Le gameplay repose sur l’investigation logique et la progression narrative via une interface à menus fixes. Le joueur explore différents lieux en sélectionnant des commandes telles que « Se déplacer », « Parler », « Observer » ou « Enquêter ». La progression est régulièrement verrouillée par des énigmes exigeant la récupération d’objets spécifiques ou l’extraction d’informations auprès de personnages non-joueurs. Les affrontements utilisent un système au tour par tour où Kujaku emploie des « Kuji-in » (gestes rituels) et des incantations bouddhistes pour bannir ses adversaires. La difficulté est exigeante : il faut gérer avec parcimonie une réserve limitée d’énergie spirituelle et effectuer des choix tactiques précis lors des combats contre les boss pour éviter l’écran « Game Over ».
Le titre propose une réalisation graphique impressionnante pour le matériel de la Famicom en 1988. En tant que cartouche de 2 Mbits, une capacité importante pour l’époque, il intègre des portraits de personnages détaillés et des scènes de transition cinématiques mimant fidèlement le trait du manga original. La bande-son, composée de mélodies atmosphériques et inquiétantes, renforce efficacement la tension occulte. La direction artistique ne craint pas d’exposer les éléments les plus grotesques de l’œuvre originale, avec un travail de sprite minutieux pour les divers « Oni » et esprits rencontrés par Kujaku.

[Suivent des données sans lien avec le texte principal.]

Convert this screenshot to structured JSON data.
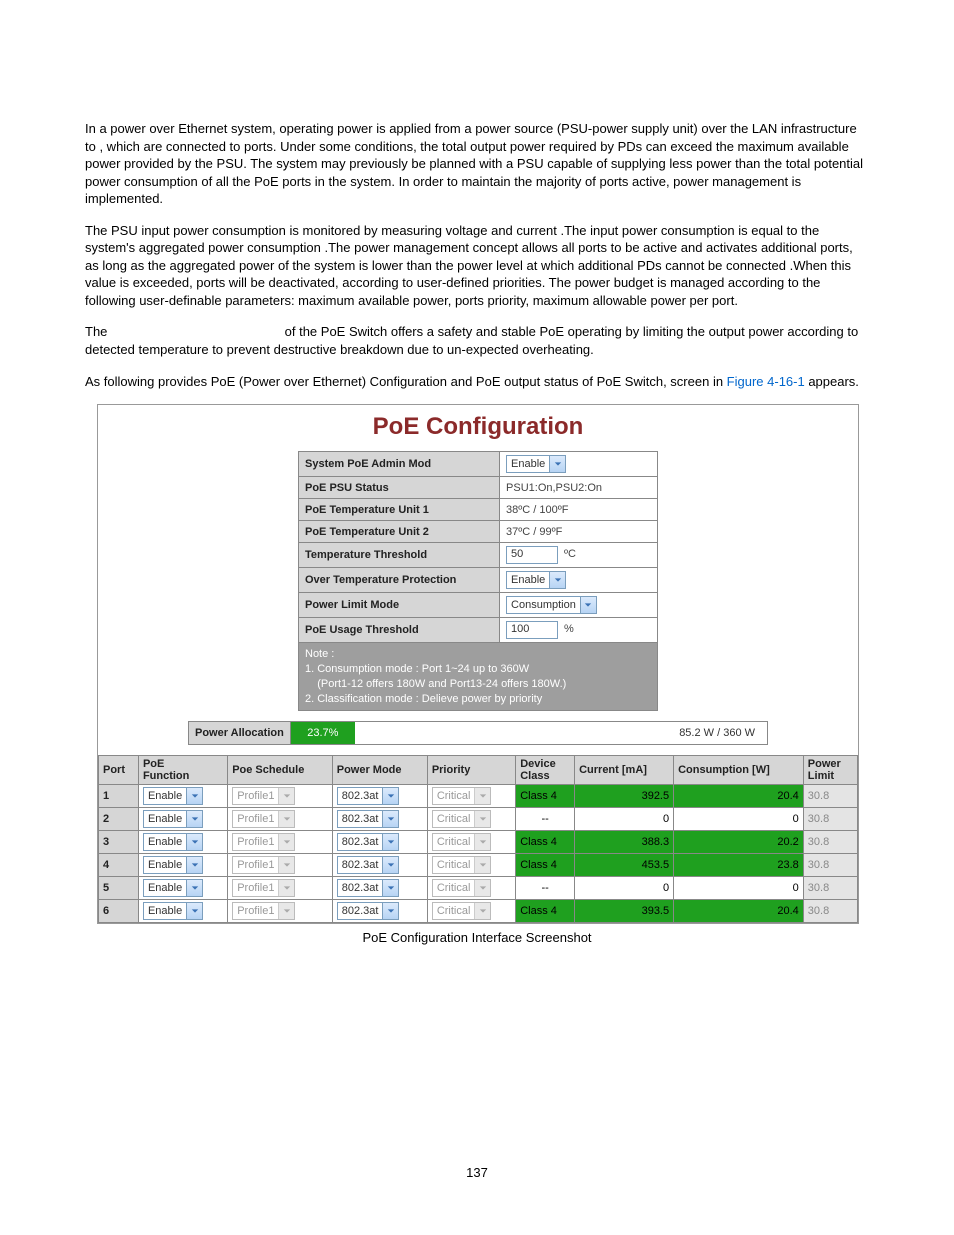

Kujaku Ō demeure une pièce maîtresse du genre « Command Adventure » sur Famicom, distinguée par la qualité de ses visuels et son immersion dans la mythologie bouddhiste. Ce genre, très en vogue au Japon, a rarement fait l’objet d’une traduction pour la NES occidentale. Le jeu réussit la transposition d’un manga mature vers le format 8-bits, préservant les nuances sombres et les mécaniques d’exorcisme tactique de l’œuvre source. Si les versions Sega (SpellCaster et Mystic Defender) ont bénéficié d’une reconnaissance internationale grâce à leur approche action, cette itération originale Famicom reste la transposition la plus fidèle aux racines narratives et rituelles du manga.